Улитка Гильдермана (продолжение)

Никакая то на самом деле не улитка, а бесконечный рукав, свернутый в четырехмерном пространстве. Где-то там, в своей системе координат, он замыкается сам на себя, хватает себя за хвост, как мифический змей Уроборос. Ничего экстраординарного, в метафорной топологии таких объектов океан и кружка сверху. Обычные геликоиды и транссфероиды не составляют сложности даже для ребенка. Но инфинитивные тубуляры, к классу которых относится и улитка, требуют иного уровня представлений. Воображение, опирающееся на свободные операторы метаморфных алгебр. Интеллектронные системы с готовностью придут тебе на помощь и снабдят квадрантами координат, если только ты известишь их, с какого завитка улитки снимать исходные параметры. У когитров, как известно, с воображением плоховато, намного хуже, нежели с чувством юмора. Я слышала, что люди-2 способны оперировать метаморфными классами в пятимерном пространстве. В конце концов, у них тот же мыслительный аппарат, что и у всех нас. Но по каким-то неназываемым причинам им эта проблематика неинтересна. Могут, но не хотят. Ансельм, к примеру, может и хочет, но не так чтобы сильно: у него своя область исследований, которой он отдает все время и все интеллектуальные ресурсы, но которая меня, в силу моего врожденного эгоцентризма, никак не заботит. Он же, как существо социально желательное и экстравертное, тратит часть своей жизни на то, чтобы пособить мне совладать наконец с этой заколдованной вредной принцессой — улиткой Гильдермана. Мне все сильнее кажется, что он уже не верит, будто я способна на такой когнитивный прорыв. В душе он наверняка считает меня неудачницей, пожелавшей проглотить пирог шире рта.
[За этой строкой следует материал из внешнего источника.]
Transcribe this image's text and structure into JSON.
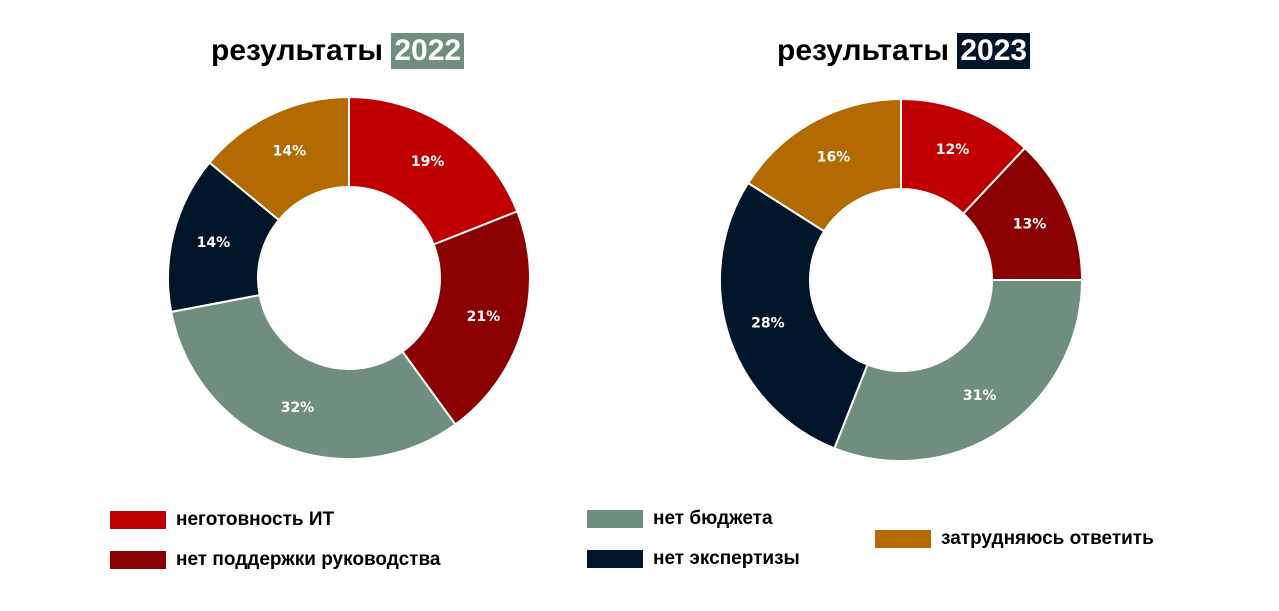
{
  "colors": {
    "it_unready": "#C00000",
    "no_mgmt": "#8B0000",
    "no_budget": "#708E80",
    "no_expertise": "#00142A",
    "hard_to_say": "#B36A00",
    "badge_2022": "#708E80",
    "badge_2023": "#00142A"
  },
  "titles": [
    {
      "prefix": "результаты",
      "year": "2022"
    },
    {
      "prefix": "результаты",
      "year": "2023"
    }
  ],
  "legend": [
    {
      "key": "it_unready",
      "label": "неготовность ИТ"
    },
    {
      "key": "no_mgmt",
      "label": "нет поддержки руководства"
    },
    {
      "key": "no_budget",
      "label": "нет бюджета"
    },
    {
      "key": "no_expertise",
      "label": "нет экспертизы"
    },
    {
      "key": "hard_to_say",
      "label": "затрудняюсь ответить"
    }
  ],
  "chart_data": [
    {
      "type": "pie",
      "title": "результаты 2022",
      "categories": [
        "неготовность ИТ",
        "нет поддержки руководства",
        "нет бюджета",
        "нет экспертизы",
        "затрудняюсь ответить"
      ],
      "values": [
        19,
        21,
        32,
        14,
        14
      ],
      "labels": [
        "19%",
        "21%",
        "32%",
        "14%",
        "14%"
      ],
      "legend_position": "bottom"
    },
    {
      "type": "pie",
      "title": "результаты 2023",
      "categories": [
        "неготовность ИТ",
        "нет поддержки руководства",
        "нет бюджета",
        "нет экспертизы",
        "затрудняюсь ответить"
      ],
      "values": [
        12,
        13,
        31,
        28,
        16
      ],
      "labels": [
        "12%",
        "13%",
        "31%",
        "28%",
        "16%"
      ],
      "legend_position": "bottom"
    }
  ]
}
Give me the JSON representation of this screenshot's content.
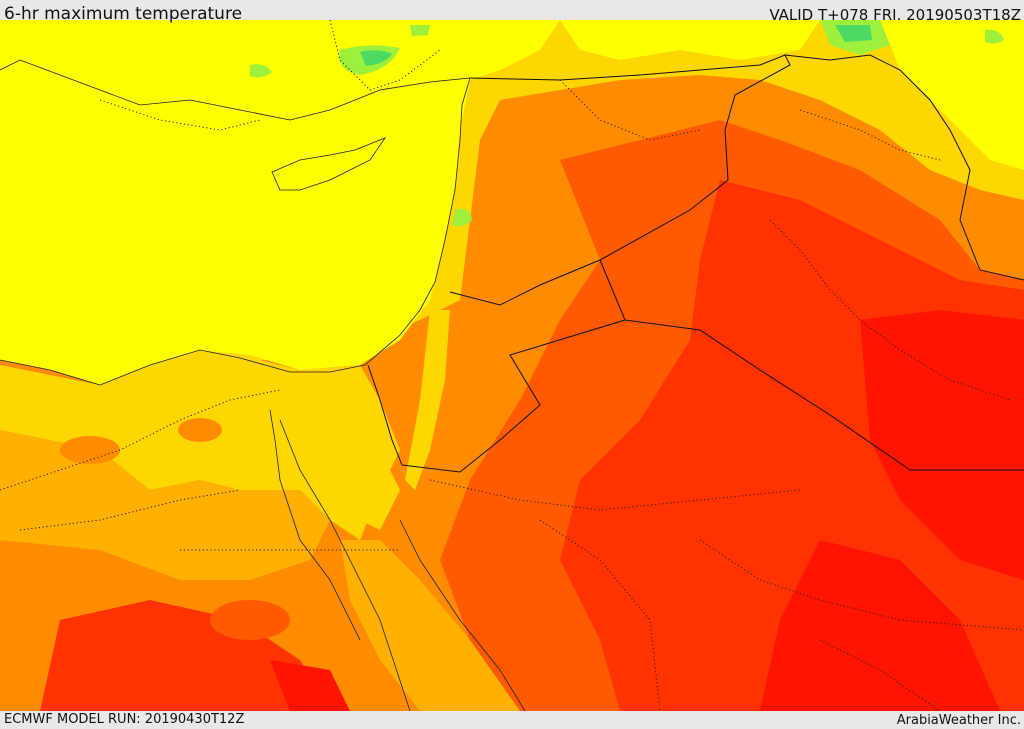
{
  "header": {
    "title": "6-hr maximum temperature",
    "valid": "VALID T+078 FRI. 20190503T18Z"
  },
  "footer": {
    "model_run": "ECMWF MODEL RUN: 20190430T12Z",
    "credit": "ArabiaWeather Inc."
  },
  "palette": {
    "green": "#4cd964",
    "light_green": "#9ef03c",
    "yellow": "#ffff00",
    "light_orange": "#ffd700",
    "orange_yellow": "#ffb000",
    "orange": "#ff8c00",
    "dark_orange": "#ff5a00",
    "red_orange": "#ff3200",
    "red": "#ff1400"
  }
}
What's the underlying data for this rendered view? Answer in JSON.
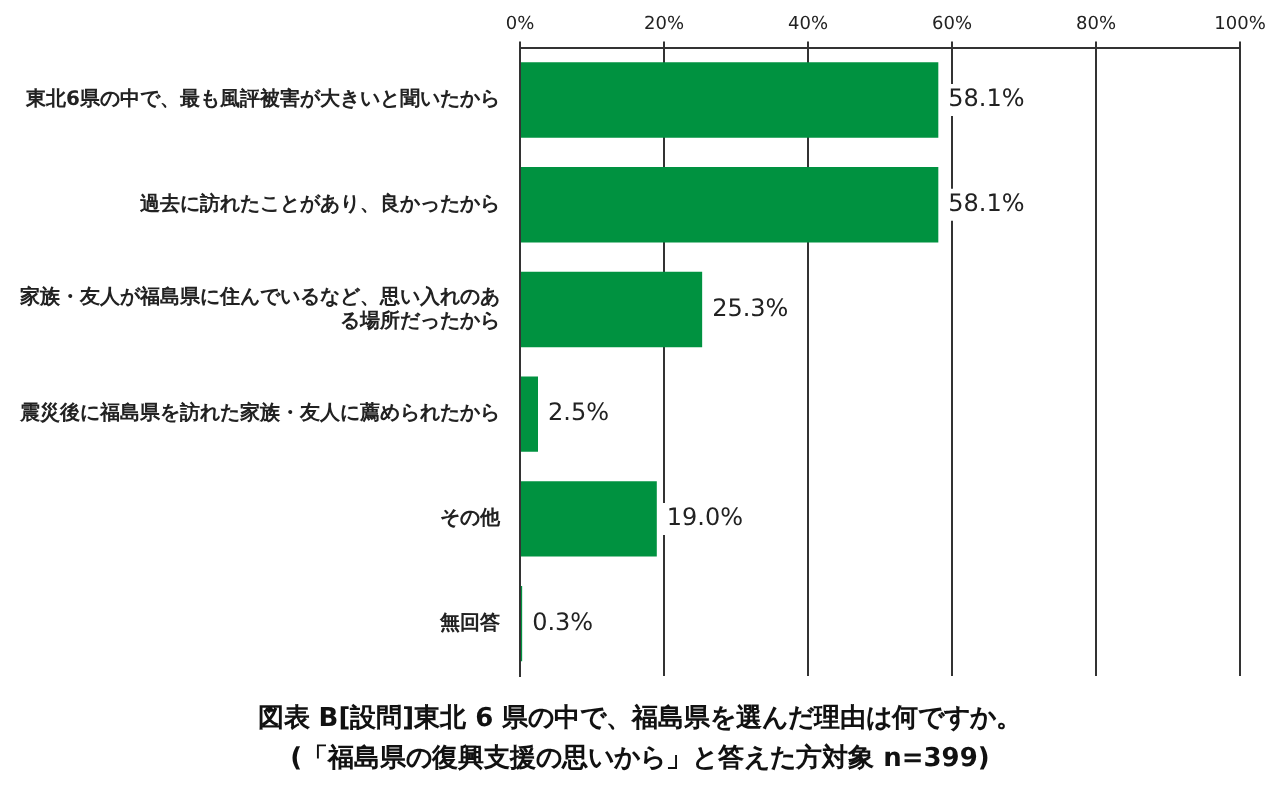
{
  "chart_data": {
    "type": "bar",
    "orientation": "horizontal",
    "title": "図表 B[設問]東北 6 県の中で、福島県を選んだ理由は何ですか。",
    "subtitle": "(「福島県の復興支援の思いから」と答えた方対象 n=399)",
    "categories": [
      "東北6県の中で、最も風評被害が大きいと聞いたから",
      "過去に訪れたことがあり、良かったから",
      "家族・友人が福島県に住んでいるなど、思い入れのある場所だったから",
      "震災後に福島県を訪れた家族・友人に薦められたから",
      "その他",
      "無回答"
    ],
    "values": [
      58.1,
      58.1,
      25.3,
      2.5,
      19.0,
      0.3
    ],
    "value_labels": [
      "58.1%",
      "58.1%",
      "25.3%",
      "2.5%",
      "19.0%",
      "0.3%"
    ],
    "color": "#009240",
    "xlim": [
      0,
      100
    ],
    "xticks": [
      {
        "value": 0,
        "label": "0%"
      },
      {
        "value": 20,
        "label": "20%"
      },
      {
        "value": 40,
        "label": "40%"
      },
      {
        "value": 60,
        "label": "60%"
      },
      {
        "value": 80,
        "label": "80%"
      },
      {
        "value": 100,
        "label": "100%"
      }
    ],
    "grid": "x",
    "legend": false
  }
}
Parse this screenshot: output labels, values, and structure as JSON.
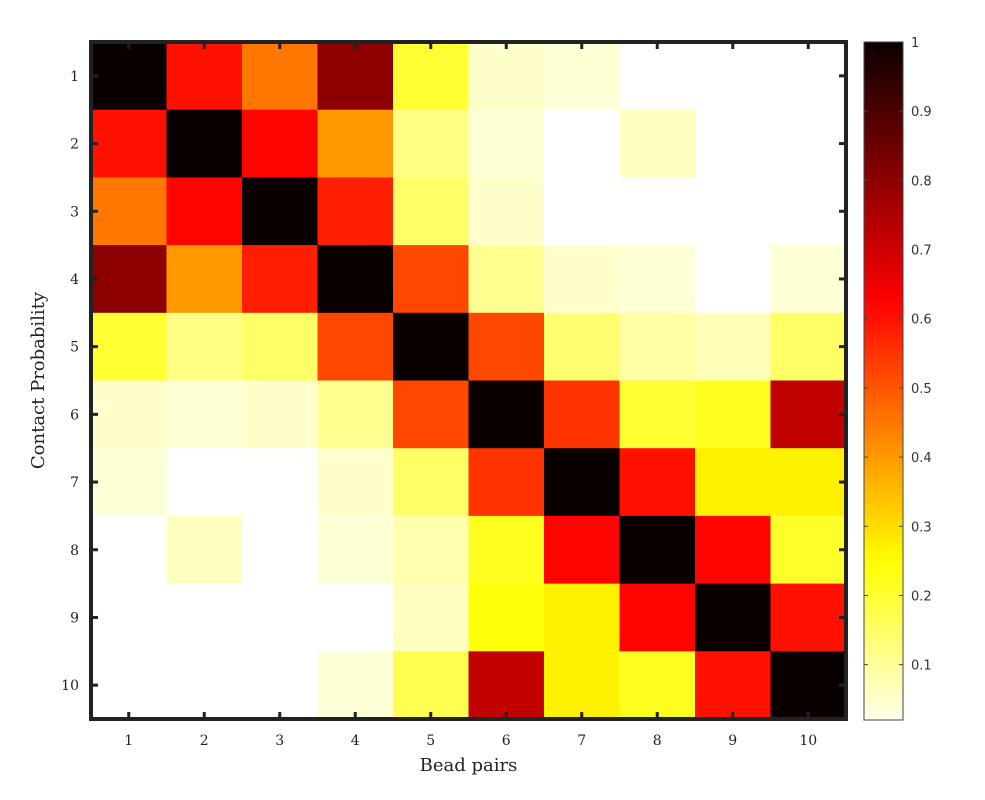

Он не знает, что до четырнадцати лет я обходилась без копиров, без метаморфных алгебр, понятия не имела об инфинитивных тубулярах. Но шлялась по этой самой улитке куда хотела и как хотела, руководствуясь одними лишь зверушкиными инстинктами. Мне и в голову тогда не приходило, что мир может быть устроен как-то иначе. Я чувствовала его, как обычные люди чувствуют запах и цвет. Хотя нет, точнее будет сказать: я сохраняла равновесие в материальном четырехмерном пространстве точно так же, как сейчас могу ориентироваться в трех измерениях, не падая на каждом шагу и не испытывая тошноты из-за сбитого с толку вестибулярного аппарата. Забавно: во внутреннем ухе есть своя «улитка», а само означенное ухо иначе называется «лабиринтом»… Так вот: подземные уровни планеты Мтавинамуарви представляют собой четырехмерный лабиринт в контексте улитки Гильдермана. Я выросла внутри этой улитки.